Le gospel, né dans les champs de coton et dans les églises du Sud comme instrument de survie, de communion et de mémoire, est ici vidé de sa dimension historique. Le rire blanc s’approprie le rythme noir pour mieux en nier la puissance. C’est une exorcisation symbolique : déposséder l’opprimé de sa spiritualité pour mieux désamorcer sa révolte.

Ce mécanisme s’inscrit dans la logique d’un racisme culturel raffiné : celui qui ne tue plus, mais qui désarme. La moquerie du gospel dans Sunday Go to Meetin’ Time répond à la même fonction politique que les minstrel showsd’un siècle plus tôt : montrer que le Noir ne sait pas se maîtriser, même face au sacré. Il rit, il chante, il s’agite. Il est corps sans esprit, mouvement sans pensée.

Ce film apparaît comme un produit parfait de l’Amérique des New Deal years. À une époque où les tensions sociales menacent l’unité nationale, Hollywood fabrique un imaginaire apaisant pour le spectateur blanc : celui d’un peuple noir heureux, chantant, inoffensif. Le rire devient un outil d’équilibre symbolique. En représentant les Noirs comme des pantins de Dieu, Warner Bros réaffirme la hiérarchie raciale sans jamais la nommer.

Le plus tragique, peut-être, c’est la musique elle-même. Les mélodies, splendides, s’inspirent du vrai gospel, de ces chants de lutte et d’espérance issus des églises noires du Sud. Mais elles sont détournées : leur beauté sert à amplifier le grotesque. L’art noir devient un instrument d’humiliation.

Sunday Go to Meetin’ Time n’est donc pas seulement un dessin animé raciste : c’est un vol culturel travesti en louange. Ce qu’il efface, ce n’est pas seulement la foi, mais l’histoire : celle d’un peuple qui, par la musique, a su transformer la douleur en beauté. Et c’est précisément cette beauté que l’Amérique blanche, en riant, a cherché à désarmer.

3. “Clean Pastures” (1937)

Produit par Leon Schlesinger et réalisé par Friz Freleng pour Warner Bros, Clean Pastures est sans doute l’un des courts-métrages les plus dérangeants des Censored Eleven. Son ambition affichée est de parodier un film à succès sorti un an plus tôt, The Green Pastures (1936), œuvre biblique racontant l’histoire de la Genèse et du Christ à travers une perspective afro-américaine. Ce long métrage, inspiré de la pièce de Marc Connelly, avait marqué une avancée rare : il offrait une représentation humaine et respectueuse des Noirs, incarnant Dieu et les anges avec gravité, foi et dignité.

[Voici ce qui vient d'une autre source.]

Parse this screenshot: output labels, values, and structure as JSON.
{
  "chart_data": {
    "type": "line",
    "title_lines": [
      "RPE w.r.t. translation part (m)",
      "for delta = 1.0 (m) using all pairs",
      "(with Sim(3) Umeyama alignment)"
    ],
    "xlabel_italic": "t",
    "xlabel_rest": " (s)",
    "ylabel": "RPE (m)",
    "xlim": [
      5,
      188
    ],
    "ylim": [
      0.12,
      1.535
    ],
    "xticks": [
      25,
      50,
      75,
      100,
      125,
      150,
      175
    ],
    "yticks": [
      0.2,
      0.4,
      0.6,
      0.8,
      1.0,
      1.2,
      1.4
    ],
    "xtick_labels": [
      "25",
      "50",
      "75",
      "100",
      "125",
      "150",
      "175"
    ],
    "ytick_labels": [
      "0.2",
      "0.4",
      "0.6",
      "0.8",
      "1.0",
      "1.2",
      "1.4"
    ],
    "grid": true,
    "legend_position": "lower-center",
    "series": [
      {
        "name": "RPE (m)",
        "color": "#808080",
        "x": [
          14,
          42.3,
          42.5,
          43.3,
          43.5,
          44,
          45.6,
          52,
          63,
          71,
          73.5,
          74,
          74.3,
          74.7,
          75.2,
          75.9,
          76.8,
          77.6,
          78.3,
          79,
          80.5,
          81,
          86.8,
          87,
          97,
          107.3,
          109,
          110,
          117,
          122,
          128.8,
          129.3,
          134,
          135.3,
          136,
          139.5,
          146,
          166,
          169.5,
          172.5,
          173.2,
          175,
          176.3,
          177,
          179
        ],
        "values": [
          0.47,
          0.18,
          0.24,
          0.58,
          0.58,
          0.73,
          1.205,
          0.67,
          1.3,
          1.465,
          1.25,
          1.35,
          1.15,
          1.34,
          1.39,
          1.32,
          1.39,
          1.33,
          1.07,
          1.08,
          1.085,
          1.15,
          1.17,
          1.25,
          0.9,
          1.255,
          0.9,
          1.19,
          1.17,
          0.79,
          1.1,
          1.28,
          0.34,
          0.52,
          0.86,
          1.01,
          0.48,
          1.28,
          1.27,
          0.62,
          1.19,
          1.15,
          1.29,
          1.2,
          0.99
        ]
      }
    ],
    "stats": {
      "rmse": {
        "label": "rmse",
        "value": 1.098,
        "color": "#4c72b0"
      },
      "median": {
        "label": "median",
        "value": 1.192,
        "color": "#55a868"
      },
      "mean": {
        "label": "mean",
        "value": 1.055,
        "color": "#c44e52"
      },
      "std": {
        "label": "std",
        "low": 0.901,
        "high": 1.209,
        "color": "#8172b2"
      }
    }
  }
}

Warner Bros décida d’en faire une version “comique” : Clean Pastures ; littéralement “Les Pâturages propres”. Le résultat est une profanation en Technicolor.

Le film s’ouvre dans un paradis “noir”, mais ce paradis n’a rien de spirituel : c’est une version grotesque de Harlem, saturée de jazz, de boogie et de stéréotypes. Les anges y ont la peau d’encre, les lèvres rouges, les gestes désordonnés. Ils dansent, jouent de la trompette et se vautrent dans un swing hystérique. Dans cette vision, le Ciel noir n’est pas un lieu de paix, mais une fête tapageuse.

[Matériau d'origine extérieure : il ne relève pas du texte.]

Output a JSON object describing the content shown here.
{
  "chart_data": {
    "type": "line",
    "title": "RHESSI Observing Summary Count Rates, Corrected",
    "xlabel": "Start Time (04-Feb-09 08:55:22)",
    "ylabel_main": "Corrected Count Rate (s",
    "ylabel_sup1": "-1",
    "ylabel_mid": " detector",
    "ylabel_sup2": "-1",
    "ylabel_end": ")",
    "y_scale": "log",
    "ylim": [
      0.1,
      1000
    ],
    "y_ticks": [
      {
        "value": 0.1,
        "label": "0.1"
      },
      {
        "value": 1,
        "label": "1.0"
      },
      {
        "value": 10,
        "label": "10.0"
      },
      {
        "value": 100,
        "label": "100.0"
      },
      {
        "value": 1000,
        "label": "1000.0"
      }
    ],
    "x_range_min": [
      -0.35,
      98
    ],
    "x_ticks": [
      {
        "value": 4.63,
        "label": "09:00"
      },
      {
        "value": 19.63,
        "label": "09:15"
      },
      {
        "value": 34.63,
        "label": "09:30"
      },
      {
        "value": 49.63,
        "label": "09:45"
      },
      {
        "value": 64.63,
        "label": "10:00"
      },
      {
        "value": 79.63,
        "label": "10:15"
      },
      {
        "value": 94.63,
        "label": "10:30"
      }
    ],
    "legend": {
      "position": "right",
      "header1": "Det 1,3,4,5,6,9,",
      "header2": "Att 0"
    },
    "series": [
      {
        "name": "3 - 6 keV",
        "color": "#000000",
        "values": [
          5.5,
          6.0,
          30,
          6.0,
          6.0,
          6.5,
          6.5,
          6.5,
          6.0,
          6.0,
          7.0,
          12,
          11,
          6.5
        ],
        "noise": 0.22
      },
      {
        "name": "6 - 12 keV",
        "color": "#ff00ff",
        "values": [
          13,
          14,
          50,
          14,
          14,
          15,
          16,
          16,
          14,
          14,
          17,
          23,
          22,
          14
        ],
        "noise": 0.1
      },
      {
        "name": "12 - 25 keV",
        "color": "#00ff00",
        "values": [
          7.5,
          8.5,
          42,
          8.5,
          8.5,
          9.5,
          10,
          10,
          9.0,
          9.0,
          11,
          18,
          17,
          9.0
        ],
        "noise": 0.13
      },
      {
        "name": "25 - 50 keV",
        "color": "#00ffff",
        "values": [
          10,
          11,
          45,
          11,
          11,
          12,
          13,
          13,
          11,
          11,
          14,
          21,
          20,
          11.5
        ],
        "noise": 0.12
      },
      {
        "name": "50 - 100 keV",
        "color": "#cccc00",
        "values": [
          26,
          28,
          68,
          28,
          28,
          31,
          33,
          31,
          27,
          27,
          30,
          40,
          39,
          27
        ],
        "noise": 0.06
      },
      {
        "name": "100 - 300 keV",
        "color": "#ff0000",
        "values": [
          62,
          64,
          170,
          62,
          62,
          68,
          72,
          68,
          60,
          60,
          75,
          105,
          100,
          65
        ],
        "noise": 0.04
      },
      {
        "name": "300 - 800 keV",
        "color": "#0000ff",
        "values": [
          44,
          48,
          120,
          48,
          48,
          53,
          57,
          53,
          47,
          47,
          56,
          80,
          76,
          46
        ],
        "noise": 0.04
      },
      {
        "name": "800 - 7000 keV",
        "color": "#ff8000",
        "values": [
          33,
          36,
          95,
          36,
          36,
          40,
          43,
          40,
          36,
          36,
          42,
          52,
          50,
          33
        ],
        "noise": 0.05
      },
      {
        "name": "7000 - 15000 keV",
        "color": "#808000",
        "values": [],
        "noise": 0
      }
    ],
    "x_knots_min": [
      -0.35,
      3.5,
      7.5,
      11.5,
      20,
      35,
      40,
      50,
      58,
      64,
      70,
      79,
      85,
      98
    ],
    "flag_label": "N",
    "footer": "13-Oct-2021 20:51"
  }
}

Les âmes du purgatoire sont des caricatures de musiciens, de danseurs, de “sinners” (pécheurs) qu’il faut ramener dans le droit chemin. Pour “réhabiliter” ces âmes, un archange inspiré de Cab Calloway décide de transformer le paradis en cabaret. Résultat : tout le monde danse, y compris les saints.

L’intention comique est claire : fusionner religion et musique populaire. Mais derrière cette fantaisie se cache une violence symbolique considérable. Clean Pastures ridiculise la foi noire en la réduisant à une parodie païenne. La transcendance devient frénésie, la prière devient divertissement. Les anges noirs ne prient pas : ils “swinguent”. Et Dieu, figure absente du film, n’a même pas besoin d’intervenir : le paradis se gère tout seul, comme un club de jazz.

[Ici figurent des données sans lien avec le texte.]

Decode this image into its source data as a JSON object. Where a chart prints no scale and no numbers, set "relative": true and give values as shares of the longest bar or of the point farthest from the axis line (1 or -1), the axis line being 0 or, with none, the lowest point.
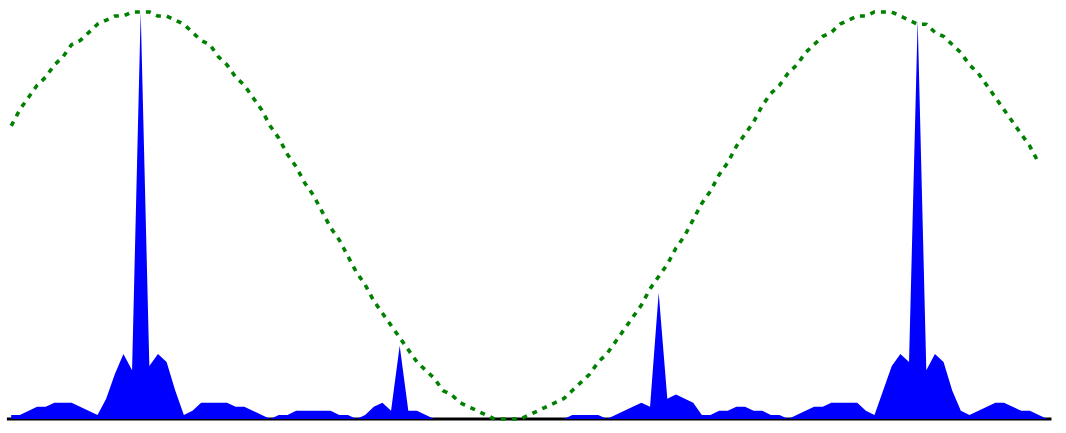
{
  "chart_data": {
    "type": "area",
    "relative": true,
    "marker": "none",
    "categories": [
      null,
      null,
      null,
      null,
      null,
      null,
      null,
      null,
      null,
      null,
      null,
      null,
      null,
      null,
      null,
      null,
      null,
      null,
      null,
      null,
      null,
      null,
      null,
      null,
      null,
      null,
      null,
      null,
      null,
      null,
      null,
      null,
      null,
      null,
      null,
      null,
      null,
      null,
      null,
      null,
      null,
      null,
      null,
      null,
      null,
      null,
      null,
      null,
      null,
      null,
      null,
      null,
      null,
      null,
      null,
      null,
      null,
      null,
      null,
      null,
      null,
      null,
      null,
      null,
      null,
      null,
      null,
      null,
      null,
      null,
      null,
      null,
      null,
      null,
      null,
      null,
      null,
      null,
      null,
      null,
      null,
      null,
      null,
      null,
      null,
      null,
      null,
      null,
      null,
      null,
      null,
      null,
      null,
      null,
      null,
      null,
      null,
      null,
      null,
      null,
      null,
      null,
      null,
      null,
      null,
      null,
      null,
      null,
      null,
      null,
      null,
      null,
      null,
      null,
      null,
      null,
      null,
      null,
      null,
      null,
      null
    ],
    "series": [
      {
        "color": "#0000ff",
        "values": [
          0.01,
          0.01,
          0.02,
          0.03,
          0.03,
          0.04,
          0.04,
          0.04,
          0.03,
          0.02,
          0.01,
          0.05,
          0.11,
          0.16,
          0.12,
          1,
          0.13,
          0.16,
          0.14,
          0.07,
          0.01,
          0.02,
          0.04,
          0.04,
          0.04,
          0.04,
          0.03,
          0.03,
          0.02,
          0.01,
          0,
          0.01,
          0.01,
          0.02,
          0.02,
          0.02,
          0.02,
          0.02,
          0.01,
          0.01,
          0,
          0.01,
          0.03,
          0.04,
          0.02,
          0.18,
          0.02,
          0.02,
          0.01,
          0,
          0,
          0,
          0,
          0,
          0,
          0,
          0,
          0,
          0,
          0,
          0,
          0,
          0,
          0,
          0,
          0.01,
          0.01,
          0.01,
          0.01,
          0,
          0.01,
          0.02,
          0.03,
          0.04,
          0.03,
          0.31,
          0.05,
          0.06,
          0.05,
          0.04,
          0.01,
          0.01,
          0.02,
          0.02,
          0.03,
          0.03,
          0.02,
          0.02,
          0.01,
          0.01,
          0,
          0.01,
          0.02,
          0.03,
          0.03,
          0.04,
          0.04,
          0.04,
          0.04,
          0.02,
          0.01,
          0.07,
          0.13,
          0.16,
          0.14,
          0.98,
          0.12,
          0.16,
          0.14,
          0.07,
          0.02,
          0.01,
          0.02,
          0.03,
          0.04,
          0.04,
          0.03,
          0.02,
          0.02,
          0.01,
          0
        ]
      },
      {
        "type": "line",
        "color": "#008000",
        "line_style": "dashed",
        "values": [
          0.72,
          0.76,
          0.79,
          0.82,
          0.84,
          0.87,
          0.89,
          0.92,
          0.93,
          0.95,
          0.97,
          0.98,
          0.99,
          0.99,
          1,
          1,
          1,
          0.99,
          0.99,
          0.98,
          0.97,
          0.95,
          0.93,
          0.92,
          0.89,
          0.87,
          0.84,
          0.82,
          0.79,
          0.76,
          0.72,
          0.69,
          0.65,
          0.62,
          0.58,
          0.55,
          0.51,
          0.47,
          0.44,
          0.4,
          0.36,
          0.33,
          0.29,
          0.26,
          0.23,
          0.2,
          0.17,
          0.14,
          0.12,
          0.1,
          0.07,
          0.06,
          0.04,
          0.03,
          0.02,
          0.01,
          0,
          0,
          0,
          0,
          0.01,
          0.02,
          0.03,
          0.04,
          0.05,
          0.07,
          0.09,
          0.11,
          0.14,
          0.16,
          0.19,
          0.22,
          0.25,
          0.28,
          0.32,
          0.35,
          0.38,
          0.42,
          0.45,
          0.49,
          0.53,
          0.56,
          0.6,
          0.63,
          0.67,
          0.7,
          0.73,
          0.77,
          0.8,
          0.82,
          0.85,
          0.87,
          0.9,
          0.92,
          0.94,
          0.95,
          0.97,
          0.98,
          0.99,
          0.99,
          1,
          1,
          1,
          0.99,
          0.98,
          0.97,
          0.97,
          0.95,
          0.94,
          0.92,
          0.9,
          0.87,
          0.85,
          0.82,
          0.79,
          0.76,
          0.73,
          0.7,
          0.67,
          0.63,
          null
        ]
      }
    ]
  }
}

Le film propose ainsi une véritable profanation esthétique de la dignité spirituelle afro-américaine. En assimilant la culture religieuse noire à une fête chaotique, il nie la profondeur du lien entre foi et résistance. Depuis l’esclavage, la religion noire fut un espace de libération, un langage de survie et d’espérance. Dans les champs de coton, dans les églises du Sud, dans les marches des droits civiques, le gospel a porté les cris d’un peuple. Or ici, il est transformé en décor d’opérette.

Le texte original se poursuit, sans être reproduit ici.